Madre, di, ¿por qué estás tan callada y tan triste, sentada ahí, en el suelo?

¿No ves que la lluvia entra por la ventana y que te está mojando?

Oye, el gong está dando las cuatro y hermano tiene que volver ya del colegio.

¿Qué té pasa, di madre; por qué estás tan rara? ¿Es que no has tenido hoy carta de papá?

A todo el pueblo le trajo hoy el cartero una carta, yo lo he visto.

Sólo las cartas de papá se las guarda en un saco para leérselas él.

¡Madre, estoy seguro de que el cartero es muy malo!

…Pero no estés triste por eso, madre. Mira, mañana es la feria del pueblo. Que vaya la criada y compre plumas y papel. Yo mismo te voy a escribir todas las cartas de papá.

Y verás que no encuentras ni una falta.

Te escribiré derechito desde la A hasta la K… ¿Por qué te estás riendo, madre?

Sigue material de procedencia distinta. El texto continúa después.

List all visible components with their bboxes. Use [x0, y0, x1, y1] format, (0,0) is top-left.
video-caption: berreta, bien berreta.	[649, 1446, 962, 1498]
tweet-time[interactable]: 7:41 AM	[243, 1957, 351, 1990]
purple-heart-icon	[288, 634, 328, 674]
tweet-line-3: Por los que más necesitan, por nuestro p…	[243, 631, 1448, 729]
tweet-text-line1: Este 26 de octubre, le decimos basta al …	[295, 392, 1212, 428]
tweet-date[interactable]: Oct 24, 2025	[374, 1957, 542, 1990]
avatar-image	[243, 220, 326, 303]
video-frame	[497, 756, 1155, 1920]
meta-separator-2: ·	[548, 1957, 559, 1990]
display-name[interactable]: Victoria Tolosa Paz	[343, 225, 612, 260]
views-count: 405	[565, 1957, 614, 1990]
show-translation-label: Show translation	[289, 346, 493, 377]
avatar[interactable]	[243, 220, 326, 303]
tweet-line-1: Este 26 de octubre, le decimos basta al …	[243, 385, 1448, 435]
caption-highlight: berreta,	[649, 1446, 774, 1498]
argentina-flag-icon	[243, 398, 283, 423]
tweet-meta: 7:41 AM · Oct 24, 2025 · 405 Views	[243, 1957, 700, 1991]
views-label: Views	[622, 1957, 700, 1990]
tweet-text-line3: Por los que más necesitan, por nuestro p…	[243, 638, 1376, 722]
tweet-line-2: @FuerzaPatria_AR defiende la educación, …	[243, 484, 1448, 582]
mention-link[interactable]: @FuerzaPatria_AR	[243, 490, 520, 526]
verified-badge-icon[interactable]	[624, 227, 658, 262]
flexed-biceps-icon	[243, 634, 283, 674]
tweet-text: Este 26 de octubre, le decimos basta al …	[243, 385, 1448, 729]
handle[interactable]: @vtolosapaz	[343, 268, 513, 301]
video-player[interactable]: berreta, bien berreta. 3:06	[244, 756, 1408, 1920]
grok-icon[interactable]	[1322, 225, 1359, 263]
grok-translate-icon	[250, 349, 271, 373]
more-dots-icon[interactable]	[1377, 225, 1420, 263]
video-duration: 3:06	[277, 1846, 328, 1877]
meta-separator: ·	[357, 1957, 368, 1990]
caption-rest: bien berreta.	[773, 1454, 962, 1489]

¿Tú te crees que yo no sé escribir tan bien como papá?

Ya verás, yo rayaré el papel con una regla, y pondré mucho cuidado, y haré bien grandes las letras.

Y cuando concluya, ¿piensas que voy a ser tonto como papá que echa las cartas en el saco de ese cartero feo?

¡Te la traeré yo mismo al momento y te ayudaré a deletrearla! ¡Ya sé que al cartero no le gusta darte las cartas más buenas!

 

 

El principio

¿De donde venía yo cuando tú me encontraste?- Preguntó el niño a su madre. Ella llorando y riendo le respondió apretándole contra su pecho:

-Estabas escondido en mi corazón, como un anhelo, amor mío: estabas en las muñecas de los juegos de mi infancia, y cuando, cada mañana, formaba yo la imagen de mi Dios con barro, a ti te hacía y te deshacía; estabas en el altar, con el Dios del hogar nuestro, y al adorarlo a Él, te adoraba a ti; estabas en todas mis esperanzas, y en todos mis cariños.Has vivido en mi vida y en la vida de mi madre, tu fuiste creado siglo tras siglo, en el seno del espíritu inmortal que rige nuestra casa.Cuando mi corazón adolescente abría sus hojas, flotabas tú, igual que una fragancia, a su alrededor; tu tierna suavidad florecía luego en mi cuerpo joven como antes de salir el sol la luz en el Oriente. Primer amor del cielo, hermano de la luz del alba, bajaste al mundo en el río de la vida y al fin te paraste en mi corazón… Que misterioso temor me sobrecoge al mirarte a ti, hijo que siendo de todos, te has hecho mío, ¡Y que miedo de perderte! ¡Así, bien apretado contra mi pecho! ¡Ay! ¿Qué poder mágico ha enredado el tesoro del mundo, a estos mis débiles brazos?